Услышав это имя, Крейбель подпрыгивает от радости. Рядом с ним Торстен, депутат рейхстага Торстен, о котором говорят, что от него не удалось добиться ни одного слова. Черт возьми! Надо добраться до него во что бы то ни стало. Есть же какой-нибудь способ связаться друг с другом. О, проклятая стена!
Торстен никак не может понять странного поведения соседа. Этот Крейбель, судя по голосу, должен быть молодым. Торстен, которому караульный снял наручники, еще наслаждается горячим чаем, как за стеной снова слышится стук. Торстен не обращает внимания, но затем начинает опасаться, что может войти Ленцер, чтобы опять надеть наручники, и заметить стук. И Торстен несколько раз сильно ударяет в стену. Стук тотчас прекращается.

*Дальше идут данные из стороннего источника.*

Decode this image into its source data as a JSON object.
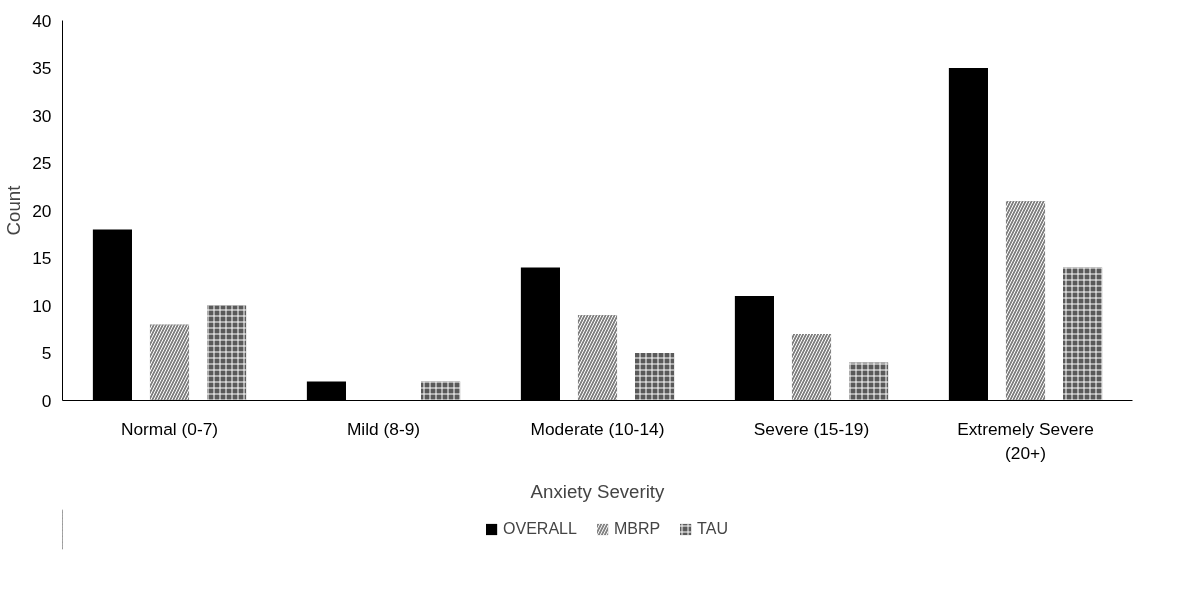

В то время как Торстен, медленно шагая взад-вперед по камере — пять шагов до окна, пять до двери, — составляет про себя короткие выступления, обдумывает политические вопросы, произносит вполне законченные речи, его юный сосед, сидя в углу на корточках, жмурится изо всех сил, пытаясь сосредоточиться и хотя бы в мечтаниях своих уйти от этого мрака. Он воскрешает в памяти свои былые радости и вновь наслаждается ими, стараясь оживить даже самые незначительные пустяки. Мысленно перечитывает книги, которые когда-то особенно потрясли его… Страдает вместе с Давидом Копперфильдом, вместе с ним спасается бегством, любит вместе с ним, вместе с ним торжествует победу над негодяями, некогда отравлявшими ему жизнь… Странствует вместе с Пером Гюнтом по свету в поисках приключений, о которых не помышлял даже сам Ибсен, чтобы, в конце концов, дряхлым, надломленным оказаться одному на скалистом берегу своей северной родины… Вместе с умирающим Иваном Ильичом испытывает страх перед надвигающейся смертью; Крейбеля даже охватывает жуткая предсмертная дрожь, так что он тут же открывает глаза и в испуге вскрикивает: вокруг ничего, кроме непроглядной тьмы…
Он забыл, где находится…
Ему хочется отвлечься, хотя бы внутренне, и он призывает на помощь музыку… В детстве Вальтер Крейбель пел в детском хоре при городской опере, ему платили за вечер пятьдесят пфеннигов, а то и целую марку, и после окончании школы пение было для него куда более интересным и приятным занятием, нежели работа рассыльного… Мелодии, до сих пор дремавшие в его душе, рвались наружу. Но это богатство необходимо было расходовать экономно, его должно хватить на все то время, пока ему суждено томиться в полной тьме. А кто знает, когда она кончится? Он наметил программу: увертюра, интермеццо, арии, дуэты; но главное в ней составят его любимые мелодии. Он начал с легкой музыки: с арий и дуэтов из «Прекрасной Елены», «Цыганского барона», «Летучей мыши», «Оружейного мастера» и из «Царя-плотника»… Примостясь на корточках в углу и крепко зажмурив глаза, он тихонько напевал все знакомые ему мелодии из этих оперетт и был радостно удивлен тем, что до отбоя не исчерпал весь свой репертуар. Для следующего вечера он наметил серьезную оперную музыку: мелодии и арии из «Мейстерзингеров», «Риенци» и из «Волшебной флейты»; гвоздем этой программы должны быть куски из «Фиделио»…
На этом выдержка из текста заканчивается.